Main points:

  • Cash is the current overriding concern for individuals, companies and suppliers
  • The outlook is turning more negative on government bonds
  • A single, pan-European bond issue could be moving closer to reality

The European Central Bank’s (ECB) latest (and much larger) response to the market fallout from the Covid-19 crisis is far more impressive than what it initially pledged last week, and more in line with what the market had been hoping for. The ECB’s initial response to the crisis had been to announce only a modest increase in its quantitative-easing (QE) programme (the introduction of new money into the supply via bond buying), and this, together with very poor market liquidity, pushed the difference in yields in the euro area wider versus German bunds, defying comments from ECB President Christine Lagarde that this would not be allowed to happen.

This latest €750bn debt-buying package is notable not only for its size, but because for the first time it includes Greek government bonds in the purchase plan. We would anticipate that these purchases should provide some backstop to the rise in non-German sovereign-bond yields, along with extra support for the corporate bond market.

Given the US Federal Reserve’s experience with QE this week (it had already spent $175bn and yields still rose, it wouldn’t surprise us if the ECB comes back to the table for a third time to promise further financial support to bolster the escalating fiscal deficits around the eurozone.

Turning negative on government bonds

The occurrences of the last few days have led us to turn negative on government bonds, because as economies run the risk of grinding to a standstill in the current crisis, cash becomes the overriding concern for individuals, companies and suppliers who need to get paid.
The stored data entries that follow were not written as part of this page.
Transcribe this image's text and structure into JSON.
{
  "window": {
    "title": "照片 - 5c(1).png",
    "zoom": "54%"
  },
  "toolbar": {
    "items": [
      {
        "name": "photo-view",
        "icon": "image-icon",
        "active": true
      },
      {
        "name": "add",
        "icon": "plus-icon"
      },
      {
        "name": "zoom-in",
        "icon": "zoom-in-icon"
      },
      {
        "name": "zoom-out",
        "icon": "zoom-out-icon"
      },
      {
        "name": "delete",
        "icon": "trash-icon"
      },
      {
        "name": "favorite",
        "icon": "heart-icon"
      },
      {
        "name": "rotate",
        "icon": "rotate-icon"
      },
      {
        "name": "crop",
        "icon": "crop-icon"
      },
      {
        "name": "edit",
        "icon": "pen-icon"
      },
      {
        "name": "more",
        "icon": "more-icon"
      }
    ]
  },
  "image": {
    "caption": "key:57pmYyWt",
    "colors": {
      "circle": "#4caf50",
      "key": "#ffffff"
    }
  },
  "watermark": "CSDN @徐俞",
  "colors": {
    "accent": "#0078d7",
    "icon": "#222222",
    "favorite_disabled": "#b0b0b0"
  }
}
The central banks are trying their best by slashing interest rates, but it is the availability of money that is the problem, rather than its price. For us, government spending through initiatives such as tax cuts, benefit increases or loan guarantees is the only answer, as such actions will supply the necessary cash to allow businesses and individuals to keep going.

QE helps because it finances some of the government spending, but it will still require a substantial issuance of bonds, which is putting upwards pressure on bond yields as we have seen play out this week. In these unprecedented times, as has been mooted again over the last couple of days, a pan-eurozone bond where all members issue as one group, could be on the cards. Could Germany finally be willing to share its AAA credit quality?